Mariana pun menunduk. Berharap dirinya tak perlu mengucapkan satu permintaan itu. Satu hal yang selama ini mengganjal dan sudah menyesak ingin keluar, tapi ia tak pernah tega memintanya pada Delio. Kejadian 5 tahun lalu saja sudah sangat berat bagi anak itu, meskipun sekarang dia terlihat lebih dewasa namun dia tahu luka itu masih ada disana.
“Saya akan menggantikan Papa,” Delio tiba-tiba berujar mantap. Tatapan matanya yang tajam membuat keseriusannya tanpa celah.
Mariana mendongak. Terperangah. Apa dia tidak salah dengar, baru saja anaknya mengucapkan apa. Benarkah dia mau menantang bahaya demi ayahnya. Benar-benar tak seperti Delio 5 tahun yang lalu. Lagi pula keputusannya untuk kembali ke Indonesia sudah menjadi bukti, bahwa dia sudah berubah.
“Saya tidak tahu harus mulai dari mana, Ma. Tapi saya akan coba sebisa saya,” lanjut Delio. “Saya tidak akan membiarkan orang-orang itu merebut posisi papa.”
Mariana mempererat genggamna tangannya, “Dari semua orang di dunia ini yang bisa Papamu percaya untuk menggantikan dirinya, hanya kamu orangnya.

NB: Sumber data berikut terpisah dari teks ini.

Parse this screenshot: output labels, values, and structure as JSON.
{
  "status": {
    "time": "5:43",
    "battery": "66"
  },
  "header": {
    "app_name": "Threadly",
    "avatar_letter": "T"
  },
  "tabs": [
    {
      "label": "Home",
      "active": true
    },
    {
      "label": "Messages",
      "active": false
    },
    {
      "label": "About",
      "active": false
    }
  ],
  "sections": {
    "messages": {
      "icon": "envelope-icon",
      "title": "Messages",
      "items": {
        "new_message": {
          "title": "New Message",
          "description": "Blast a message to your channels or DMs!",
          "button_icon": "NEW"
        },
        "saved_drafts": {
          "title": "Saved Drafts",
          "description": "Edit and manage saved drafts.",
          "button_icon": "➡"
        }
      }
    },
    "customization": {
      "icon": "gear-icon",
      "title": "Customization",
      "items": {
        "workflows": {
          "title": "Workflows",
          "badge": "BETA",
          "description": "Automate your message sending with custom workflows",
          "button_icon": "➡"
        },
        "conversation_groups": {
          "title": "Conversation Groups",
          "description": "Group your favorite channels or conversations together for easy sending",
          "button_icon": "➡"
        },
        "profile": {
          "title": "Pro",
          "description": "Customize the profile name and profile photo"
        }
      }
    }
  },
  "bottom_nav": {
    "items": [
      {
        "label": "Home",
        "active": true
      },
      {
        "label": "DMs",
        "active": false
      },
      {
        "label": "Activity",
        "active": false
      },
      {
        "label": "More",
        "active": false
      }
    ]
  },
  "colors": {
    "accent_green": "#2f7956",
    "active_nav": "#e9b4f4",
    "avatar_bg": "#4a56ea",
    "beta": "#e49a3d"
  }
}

Kamu pasti bisa, nak.” Namun bersamaan dengan mengucapkan kalimat itu hati Mariana pun tersayat. Ia tahu betapa mahal pengorbanan yang diberikan anaknya. Sekali dia melangkah kesana tidak ada kata mundur bahkan sampai ajal menjemput. Delio lagi-lagi terpaksa membunuh semua mimpinya, untuk hidup bebas. Seandainya waktu bisa berputar, pikir wanita paruh baya itu.